What surprised me most, however, was that a large portion of the experience is simply standing near a fire with a drink in hand and some friends by your side, watching something cook slowly, having what I can only describe as a very good time for reasons that are difficult to articulate but require no further justification.
This last part is, I think, the actual point of all of it.
The right moment
I came to love fire cooking at the right moment, which is to say: when I finally had the time to do it properly. I have always enjoyed it, but turning it from an occasional pleasure into a genuine hobby requires something the earlier version of my life didn’t always provide: time. Time to read. Time to experiment. Time to chat to the butcher. Time to get it wrong often enough to start getting it right.
Smoking a brisket is not a lunchtime activity. It is an all-day, all-night commitment, a project, a thing that requires you to be around and available and willing to check a temperature gauge at intervals that others will describe as obsessive and you will describe as diligent.
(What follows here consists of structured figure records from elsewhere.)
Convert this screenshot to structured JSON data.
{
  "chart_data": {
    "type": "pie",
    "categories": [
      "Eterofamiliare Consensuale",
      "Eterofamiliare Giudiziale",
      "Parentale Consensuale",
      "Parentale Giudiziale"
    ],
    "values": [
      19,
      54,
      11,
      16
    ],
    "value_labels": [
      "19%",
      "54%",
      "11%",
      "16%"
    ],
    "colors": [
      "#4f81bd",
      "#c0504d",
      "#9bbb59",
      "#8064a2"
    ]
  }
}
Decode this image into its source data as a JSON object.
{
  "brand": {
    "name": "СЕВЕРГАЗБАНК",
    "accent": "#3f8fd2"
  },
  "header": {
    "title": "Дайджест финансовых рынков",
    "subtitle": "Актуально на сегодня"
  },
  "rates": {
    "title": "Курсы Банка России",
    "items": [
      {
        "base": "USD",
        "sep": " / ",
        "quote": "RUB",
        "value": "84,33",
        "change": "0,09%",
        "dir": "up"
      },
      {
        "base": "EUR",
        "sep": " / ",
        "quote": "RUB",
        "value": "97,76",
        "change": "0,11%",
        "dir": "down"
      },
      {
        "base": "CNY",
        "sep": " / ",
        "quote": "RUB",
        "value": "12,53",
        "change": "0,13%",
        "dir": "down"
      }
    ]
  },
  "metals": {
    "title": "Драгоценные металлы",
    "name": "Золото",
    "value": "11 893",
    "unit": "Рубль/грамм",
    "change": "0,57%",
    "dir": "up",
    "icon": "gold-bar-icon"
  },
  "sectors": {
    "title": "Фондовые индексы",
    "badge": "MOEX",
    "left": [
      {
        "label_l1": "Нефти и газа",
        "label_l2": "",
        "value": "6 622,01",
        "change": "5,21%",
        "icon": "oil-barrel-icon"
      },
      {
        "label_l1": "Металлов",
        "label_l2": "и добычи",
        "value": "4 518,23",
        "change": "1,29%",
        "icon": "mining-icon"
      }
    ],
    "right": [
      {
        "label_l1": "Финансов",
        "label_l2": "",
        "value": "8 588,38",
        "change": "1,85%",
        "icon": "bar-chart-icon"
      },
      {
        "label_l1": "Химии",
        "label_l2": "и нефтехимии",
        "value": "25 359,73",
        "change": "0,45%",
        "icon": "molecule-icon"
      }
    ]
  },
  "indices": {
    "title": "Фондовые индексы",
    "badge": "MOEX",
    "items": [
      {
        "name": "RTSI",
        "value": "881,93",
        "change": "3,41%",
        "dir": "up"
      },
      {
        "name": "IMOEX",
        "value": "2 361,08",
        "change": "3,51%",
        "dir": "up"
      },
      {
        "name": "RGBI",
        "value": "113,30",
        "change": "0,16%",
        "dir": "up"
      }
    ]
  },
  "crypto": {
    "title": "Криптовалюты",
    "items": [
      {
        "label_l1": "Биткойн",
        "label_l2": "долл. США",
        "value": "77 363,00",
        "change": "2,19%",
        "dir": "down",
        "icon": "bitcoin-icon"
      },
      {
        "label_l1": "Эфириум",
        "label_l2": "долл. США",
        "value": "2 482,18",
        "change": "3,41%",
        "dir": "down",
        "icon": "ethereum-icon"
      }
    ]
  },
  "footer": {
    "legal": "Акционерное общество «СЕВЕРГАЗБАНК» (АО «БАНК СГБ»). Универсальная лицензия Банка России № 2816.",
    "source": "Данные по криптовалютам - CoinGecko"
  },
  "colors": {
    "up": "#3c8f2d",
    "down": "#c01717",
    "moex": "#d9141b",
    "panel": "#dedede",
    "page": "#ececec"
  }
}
These are the same behaviour, viewed from different distances.
The grill requires an afternoon. The smoker requires rather more.
Both require the particular quality that the previous chapter of life — the rosters, the schedules, the being somewhere specific at a time that was decided in advance — didn’t especially reward: the willingness to let something take as long as it takes, and to enjoy the entirety of the time it’s taking rather than trying to get to the end of it.
I find I am quite good at this, which has come as something of a pleasant surprise.
The fire helps. There is something about tending a fire — building it, reading it, keeping it honest — that makes the waiting feel purposeful rather than passive. Something is happening. You are part of it. The afternoon is not being spent; it is being used.
And at the end of it, there is food that tastes of time and wood and the particular satisfaction of a thing done at its own pace, by someone who had nowhere else to be.
Which is, as far as I can tell, an excellent way to spend any day.
Even when it occasionally tastes like charcoal.